Brasília (DF) – O Conselho Nacional de Previdência Social (CNPS) aprovou nesta terça-feira, 25, uma reestimativa nas despesas previdenciárias para o ano de 2027. O montante previsto, que inicialmente era de R$ 1,224 trilhão, foi ajustado para R$ 1,218 trilhão, representando uma economia projetada de R$ 5 bilhões. Os novos dados servirão de base para a construção do Projeto de Lei Orçamentária Anual (PLOA), que o Executivo deve encaminhar ao Congresso Nacional até a próxima segunda-feira, 31.
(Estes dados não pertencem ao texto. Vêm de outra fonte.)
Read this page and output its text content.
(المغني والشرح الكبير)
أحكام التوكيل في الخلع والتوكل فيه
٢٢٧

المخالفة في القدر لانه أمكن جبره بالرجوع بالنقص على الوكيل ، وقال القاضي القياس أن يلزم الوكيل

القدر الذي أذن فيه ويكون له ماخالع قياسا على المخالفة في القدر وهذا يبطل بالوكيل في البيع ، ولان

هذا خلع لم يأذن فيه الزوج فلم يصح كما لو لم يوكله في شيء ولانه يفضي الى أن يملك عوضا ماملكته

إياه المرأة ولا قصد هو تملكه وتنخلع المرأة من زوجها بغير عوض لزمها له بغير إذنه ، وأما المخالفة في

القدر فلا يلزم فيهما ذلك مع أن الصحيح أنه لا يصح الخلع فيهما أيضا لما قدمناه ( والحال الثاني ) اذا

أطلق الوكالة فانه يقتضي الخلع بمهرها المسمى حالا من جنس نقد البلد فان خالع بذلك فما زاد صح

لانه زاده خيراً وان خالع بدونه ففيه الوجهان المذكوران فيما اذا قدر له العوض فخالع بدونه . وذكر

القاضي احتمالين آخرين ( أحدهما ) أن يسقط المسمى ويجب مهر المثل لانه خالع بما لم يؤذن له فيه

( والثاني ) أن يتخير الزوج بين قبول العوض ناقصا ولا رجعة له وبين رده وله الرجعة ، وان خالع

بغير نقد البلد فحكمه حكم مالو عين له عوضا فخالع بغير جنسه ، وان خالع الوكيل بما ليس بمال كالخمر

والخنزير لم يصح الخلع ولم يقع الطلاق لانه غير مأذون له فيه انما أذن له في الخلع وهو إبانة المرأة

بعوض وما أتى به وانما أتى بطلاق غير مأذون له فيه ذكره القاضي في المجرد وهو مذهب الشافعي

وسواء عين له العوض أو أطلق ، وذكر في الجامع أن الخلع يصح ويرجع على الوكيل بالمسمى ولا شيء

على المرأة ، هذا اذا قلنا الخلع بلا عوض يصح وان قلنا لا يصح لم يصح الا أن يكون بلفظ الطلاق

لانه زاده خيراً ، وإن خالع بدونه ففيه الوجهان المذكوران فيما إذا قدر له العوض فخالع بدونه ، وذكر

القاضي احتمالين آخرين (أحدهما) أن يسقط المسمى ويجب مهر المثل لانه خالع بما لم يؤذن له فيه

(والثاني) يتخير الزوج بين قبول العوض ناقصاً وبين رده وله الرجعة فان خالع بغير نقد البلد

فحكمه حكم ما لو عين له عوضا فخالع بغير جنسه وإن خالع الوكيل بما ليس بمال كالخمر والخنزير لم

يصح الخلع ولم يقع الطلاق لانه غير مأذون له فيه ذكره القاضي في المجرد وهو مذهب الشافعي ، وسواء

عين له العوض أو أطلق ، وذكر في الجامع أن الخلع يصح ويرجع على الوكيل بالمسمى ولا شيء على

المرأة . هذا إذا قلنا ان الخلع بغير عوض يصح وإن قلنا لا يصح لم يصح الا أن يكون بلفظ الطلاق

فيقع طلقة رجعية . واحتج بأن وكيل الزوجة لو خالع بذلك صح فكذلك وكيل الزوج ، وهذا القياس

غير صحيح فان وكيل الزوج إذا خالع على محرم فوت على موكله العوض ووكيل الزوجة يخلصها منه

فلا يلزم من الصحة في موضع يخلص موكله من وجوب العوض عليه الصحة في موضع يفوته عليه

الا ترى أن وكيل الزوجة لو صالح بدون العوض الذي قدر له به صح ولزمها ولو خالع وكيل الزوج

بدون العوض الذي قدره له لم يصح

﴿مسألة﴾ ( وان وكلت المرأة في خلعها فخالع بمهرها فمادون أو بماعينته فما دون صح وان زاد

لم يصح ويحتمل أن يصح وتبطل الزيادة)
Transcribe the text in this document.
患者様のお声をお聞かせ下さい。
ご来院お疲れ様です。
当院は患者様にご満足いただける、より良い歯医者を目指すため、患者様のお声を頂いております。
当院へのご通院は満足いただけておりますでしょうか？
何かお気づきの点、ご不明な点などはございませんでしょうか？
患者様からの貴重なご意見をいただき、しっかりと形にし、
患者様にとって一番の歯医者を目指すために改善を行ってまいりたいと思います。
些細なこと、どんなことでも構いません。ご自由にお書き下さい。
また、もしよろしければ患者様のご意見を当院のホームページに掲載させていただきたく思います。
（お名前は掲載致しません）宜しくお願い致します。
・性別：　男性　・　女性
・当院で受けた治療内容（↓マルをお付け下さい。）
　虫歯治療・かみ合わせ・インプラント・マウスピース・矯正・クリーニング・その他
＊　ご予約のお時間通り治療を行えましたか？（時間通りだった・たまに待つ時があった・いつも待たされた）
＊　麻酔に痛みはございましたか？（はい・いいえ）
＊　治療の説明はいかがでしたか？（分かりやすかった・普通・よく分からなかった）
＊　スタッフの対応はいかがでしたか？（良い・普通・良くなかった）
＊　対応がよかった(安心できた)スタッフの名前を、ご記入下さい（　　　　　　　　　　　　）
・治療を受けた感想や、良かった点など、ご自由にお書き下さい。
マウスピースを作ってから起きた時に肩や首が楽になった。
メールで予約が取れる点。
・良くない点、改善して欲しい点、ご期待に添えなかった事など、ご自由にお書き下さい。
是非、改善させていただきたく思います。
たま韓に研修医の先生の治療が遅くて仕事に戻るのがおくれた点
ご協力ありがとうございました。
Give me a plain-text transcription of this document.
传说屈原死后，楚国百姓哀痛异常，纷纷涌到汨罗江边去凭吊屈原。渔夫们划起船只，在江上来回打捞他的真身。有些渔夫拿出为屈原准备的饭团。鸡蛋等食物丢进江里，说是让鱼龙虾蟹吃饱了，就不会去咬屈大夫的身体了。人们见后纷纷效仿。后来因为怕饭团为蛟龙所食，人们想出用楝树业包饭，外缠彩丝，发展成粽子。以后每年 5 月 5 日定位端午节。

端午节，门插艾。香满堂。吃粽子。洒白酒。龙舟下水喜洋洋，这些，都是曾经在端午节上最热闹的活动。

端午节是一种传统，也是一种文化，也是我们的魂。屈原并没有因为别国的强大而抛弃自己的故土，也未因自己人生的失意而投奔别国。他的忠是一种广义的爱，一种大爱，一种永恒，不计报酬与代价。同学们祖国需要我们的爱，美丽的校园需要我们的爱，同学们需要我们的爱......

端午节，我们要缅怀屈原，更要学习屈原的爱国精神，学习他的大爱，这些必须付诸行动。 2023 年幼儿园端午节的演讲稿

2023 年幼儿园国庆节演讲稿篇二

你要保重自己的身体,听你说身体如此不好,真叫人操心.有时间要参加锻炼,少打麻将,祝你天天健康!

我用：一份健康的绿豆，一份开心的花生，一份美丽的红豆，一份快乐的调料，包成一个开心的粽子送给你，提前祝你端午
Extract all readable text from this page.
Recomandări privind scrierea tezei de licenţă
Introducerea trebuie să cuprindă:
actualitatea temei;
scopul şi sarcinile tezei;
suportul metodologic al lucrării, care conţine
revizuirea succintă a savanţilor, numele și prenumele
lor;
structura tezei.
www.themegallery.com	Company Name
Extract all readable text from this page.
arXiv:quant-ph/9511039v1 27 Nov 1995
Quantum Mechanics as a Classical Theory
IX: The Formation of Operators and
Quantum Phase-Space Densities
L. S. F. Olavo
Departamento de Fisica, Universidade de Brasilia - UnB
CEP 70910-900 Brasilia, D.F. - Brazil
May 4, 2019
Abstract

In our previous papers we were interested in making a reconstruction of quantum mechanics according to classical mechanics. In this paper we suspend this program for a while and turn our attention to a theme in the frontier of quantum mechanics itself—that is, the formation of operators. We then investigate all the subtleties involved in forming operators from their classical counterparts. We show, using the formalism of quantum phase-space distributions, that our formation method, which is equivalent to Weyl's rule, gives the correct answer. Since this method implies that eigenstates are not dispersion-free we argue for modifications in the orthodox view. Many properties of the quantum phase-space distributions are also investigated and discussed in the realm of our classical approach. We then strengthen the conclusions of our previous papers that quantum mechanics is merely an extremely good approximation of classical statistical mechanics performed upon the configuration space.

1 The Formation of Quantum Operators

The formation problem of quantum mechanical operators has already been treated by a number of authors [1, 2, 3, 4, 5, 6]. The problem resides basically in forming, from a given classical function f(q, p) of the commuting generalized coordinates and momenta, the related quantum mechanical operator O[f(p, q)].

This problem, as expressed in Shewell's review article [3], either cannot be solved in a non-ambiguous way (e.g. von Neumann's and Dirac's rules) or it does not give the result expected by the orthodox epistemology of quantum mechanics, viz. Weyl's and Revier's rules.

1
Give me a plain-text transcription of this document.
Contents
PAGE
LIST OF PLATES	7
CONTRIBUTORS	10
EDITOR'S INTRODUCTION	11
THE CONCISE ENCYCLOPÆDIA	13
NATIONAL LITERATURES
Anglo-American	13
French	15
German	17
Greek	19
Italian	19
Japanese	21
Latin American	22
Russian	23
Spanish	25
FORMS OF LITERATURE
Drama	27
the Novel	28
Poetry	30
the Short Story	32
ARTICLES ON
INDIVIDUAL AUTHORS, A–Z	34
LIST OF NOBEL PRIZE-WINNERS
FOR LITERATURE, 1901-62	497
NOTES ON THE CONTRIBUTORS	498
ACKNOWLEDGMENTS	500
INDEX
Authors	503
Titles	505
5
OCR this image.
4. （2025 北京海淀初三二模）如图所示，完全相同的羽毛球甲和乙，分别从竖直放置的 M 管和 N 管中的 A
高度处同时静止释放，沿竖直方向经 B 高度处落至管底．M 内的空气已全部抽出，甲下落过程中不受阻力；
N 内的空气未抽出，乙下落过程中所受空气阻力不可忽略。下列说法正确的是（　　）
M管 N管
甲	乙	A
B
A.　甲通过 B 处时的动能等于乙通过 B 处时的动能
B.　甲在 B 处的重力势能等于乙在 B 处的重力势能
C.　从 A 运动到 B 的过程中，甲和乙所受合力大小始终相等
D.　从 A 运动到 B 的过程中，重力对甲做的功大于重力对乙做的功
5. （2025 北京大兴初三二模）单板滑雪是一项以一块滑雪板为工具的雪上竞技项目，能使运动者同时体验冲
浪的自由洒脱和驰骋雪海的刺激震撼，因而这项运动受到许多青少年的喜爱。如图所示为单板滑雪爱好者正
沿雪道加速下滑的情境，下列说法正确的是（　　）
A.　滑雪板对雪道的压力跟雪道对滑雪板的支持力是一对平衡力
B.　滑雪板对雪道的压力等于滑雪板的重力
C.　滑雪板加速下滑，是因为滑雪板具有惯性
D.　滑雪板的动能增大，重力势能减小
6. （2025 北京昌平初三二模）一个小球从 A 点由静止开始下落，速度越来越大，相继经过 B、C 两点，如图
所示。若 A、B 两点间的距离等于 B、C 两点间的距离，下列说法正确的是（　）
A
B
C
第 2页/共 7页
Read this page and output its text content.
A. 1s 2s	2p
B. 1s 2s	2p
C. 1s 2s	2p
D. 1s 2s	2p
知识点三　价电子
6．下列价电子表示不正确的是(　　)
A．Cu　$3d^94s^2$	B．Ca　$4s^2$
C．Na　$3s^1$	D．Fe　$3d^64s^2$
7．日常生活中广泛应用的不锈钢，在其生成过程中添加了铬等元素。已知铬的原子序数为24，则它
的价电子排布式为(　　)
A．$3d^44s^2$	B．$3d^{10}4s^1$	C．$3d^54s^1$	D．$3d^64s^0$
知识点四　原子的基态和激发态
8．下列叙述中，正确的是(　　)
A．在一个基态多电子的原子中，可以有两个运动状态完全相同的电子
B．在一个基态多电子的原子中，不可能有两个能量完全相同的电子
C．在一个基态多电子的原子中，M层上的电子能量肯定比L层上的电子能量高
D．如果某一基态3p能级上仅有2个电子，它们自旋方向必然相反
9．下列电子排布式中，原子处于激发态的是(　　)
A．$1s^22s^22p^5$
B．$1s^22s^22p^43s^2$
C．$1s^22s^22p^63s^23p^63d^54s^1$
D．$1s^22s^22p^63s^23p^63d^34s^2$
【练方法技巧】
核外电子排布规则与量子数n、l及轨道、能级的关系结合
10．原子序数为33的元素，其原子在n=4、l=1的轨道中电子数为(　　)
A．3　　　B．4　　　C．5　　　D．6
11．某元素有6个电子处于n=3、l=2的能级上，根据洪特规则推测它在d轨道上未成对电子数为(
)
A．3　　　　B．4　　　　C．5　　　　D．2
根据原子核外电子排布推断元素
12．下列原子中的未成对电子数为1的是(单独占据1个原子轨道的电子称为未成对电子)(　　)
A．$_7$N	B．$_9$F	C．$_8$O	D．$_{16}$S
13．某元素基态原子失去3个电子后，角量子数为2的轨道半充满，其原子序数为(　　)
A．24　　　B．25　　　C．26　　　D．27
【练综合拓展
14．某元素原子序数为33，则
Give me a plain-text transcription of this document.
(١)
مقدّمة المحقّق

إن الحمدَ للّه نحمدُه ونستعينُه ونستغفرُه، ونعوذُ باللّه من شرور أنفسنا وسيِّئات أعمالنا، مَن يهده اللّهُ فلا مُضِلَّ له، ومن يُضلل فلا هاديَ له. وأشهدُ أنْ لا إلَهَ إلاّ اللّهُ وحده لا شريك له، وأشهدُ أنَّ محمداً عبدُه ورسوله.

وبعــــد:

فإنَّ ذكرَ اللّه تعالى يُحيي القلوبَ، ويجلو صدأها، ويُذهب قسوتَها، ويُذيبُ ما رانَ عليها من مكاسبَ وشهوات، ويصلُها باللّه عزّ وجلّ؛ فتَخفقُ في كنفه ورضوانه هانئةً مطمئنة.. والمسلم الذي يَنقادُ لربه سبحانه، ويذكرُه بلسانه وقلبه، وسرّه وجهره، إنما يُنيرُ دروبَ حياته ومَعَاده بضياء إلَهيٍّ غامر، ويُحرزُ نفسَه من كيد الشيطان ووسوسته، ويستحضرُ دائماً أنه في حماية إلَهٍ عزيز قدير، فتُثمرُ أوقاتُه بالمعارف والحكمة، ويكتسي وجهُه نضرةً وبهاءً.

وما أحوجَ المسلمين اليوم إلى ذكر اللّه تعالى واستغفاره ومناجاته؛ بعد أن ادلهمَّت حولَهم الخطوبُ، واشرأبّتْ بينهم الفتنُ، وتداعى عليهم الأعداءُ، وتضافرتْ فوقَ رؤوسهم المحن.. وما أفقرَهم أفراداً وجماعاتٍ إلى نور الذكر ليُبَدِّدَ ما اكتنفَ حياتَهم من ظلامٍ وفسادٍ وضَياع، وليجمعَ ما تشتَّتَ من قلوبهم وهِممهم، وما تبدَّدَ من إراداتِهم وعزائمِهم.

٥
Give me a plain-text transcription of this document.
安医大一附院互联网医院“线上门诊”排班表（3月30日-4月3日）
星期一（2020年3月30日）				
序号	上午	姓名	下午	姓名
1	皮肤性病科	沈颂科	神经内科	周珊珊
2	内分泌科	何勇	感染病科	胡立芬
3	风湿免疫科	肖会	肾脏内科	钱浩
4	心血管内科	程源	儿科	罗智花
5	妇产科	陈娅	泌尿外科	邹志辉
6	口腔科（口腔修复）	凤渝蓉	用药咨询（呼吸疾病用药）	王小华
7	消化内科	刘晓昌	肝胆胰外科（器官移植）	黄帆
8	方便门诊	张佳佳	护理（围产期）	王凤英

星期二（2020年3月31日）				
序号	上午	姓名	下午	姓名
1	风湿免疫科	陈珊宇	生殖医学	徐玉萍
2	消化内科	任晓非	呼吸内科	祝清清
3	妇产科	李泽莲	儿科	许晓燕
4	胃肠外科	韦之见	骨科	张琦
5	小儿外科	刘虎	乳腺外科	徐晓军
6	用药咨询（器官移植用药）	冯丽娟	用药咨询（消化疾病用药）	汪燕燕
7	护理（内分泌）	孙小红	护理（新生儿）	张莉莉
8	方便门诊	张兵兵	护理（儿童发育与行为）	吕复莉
Embora a redução alivie a projeção, os números ainda indicam uma trajetória de alta. Em relação à estimativa de 2026, que foi fixada em R$ 1,129 trilhão, o valor previsto para 2027 representa um incremento de 7,92%. Esse cenário é monitorado de perto pelo governo, uma vez que a Previdência Social detém o maior peso nas contas públicas, correspondendo a cerca de 43% de toda a despesa primária da União.
A dinâmica do estoque de processos no Instituto Nacional do Seguro Social (INSS) exerce influência direta sobre esses cálculos. Dados do Ministério da Previdência Social apontam que a fila de requerimentos caiu de 1,8 milhão em junho para 1,55 milhão ao final de julho — uma redução de 74% no acumulado do ano. Eduardo Pereira, diretor do Departamento do Regime Geral de Previdência Social, ressaltou durante a reunião que o esforço para limpar esse passivo de pedidos adiciona uma camada de incerteza às projeções, visto que o ritmo de concessões altera o volume de desembolsos mensais.
Dentro do detalhamento das contas, a fatia destinada ao pagamento de benefícios previdenciários — como aposentadorias e pensões — foi reduzida em cerca de R$ 5,25 bilhões, caindo para R$ 1,161 trilhão. Em contrapartida, outras linhas de despesa tiveram comportamentos distintos: a compensação previdenciária deve totalizar R$ 8,113 bilhões, uma alta de 2,9%, enquanto o gasto com sentenças judiciais foi projetado em R$ 49,391 bilhões, mantendo estabilidade em relação aos cálculos anteriores.
O CNPS também promoveu um ajuste na estimativa de despesas obrigatórias para 2026. O valor foi reduzido em R$ 6,474 bilhões, passando de R$ 1,136 trilhão para R$ 1,129 trilhão. Segundo a diretoria do órgão, a revisão para baixo justifica-se pela adoção de parâmetros mais conservadores e pela observação de resultados financeiros recentes que registraram saídas menores do que o esperado. Não está descartada, contudo, uma nova revisão desses números antes do encerramento do exercício atual.
A decisão pela nova grade de projeções foi tomada por unanimidade no colegiado, que conta com representantes do governo federal, empregadores, trabalhadores e segurados. Com esse novo espaço orçamentário de R$ 5 bilhões, o governo ganha margem de manobra para a composição do orçamento de 2027, um exercício que exige precisão técnica, dado que variações percentuais pequenas no setor previdenciário se traduzem rapidamente em bilhões de reais que impactam diretamente a execução fiscal do país.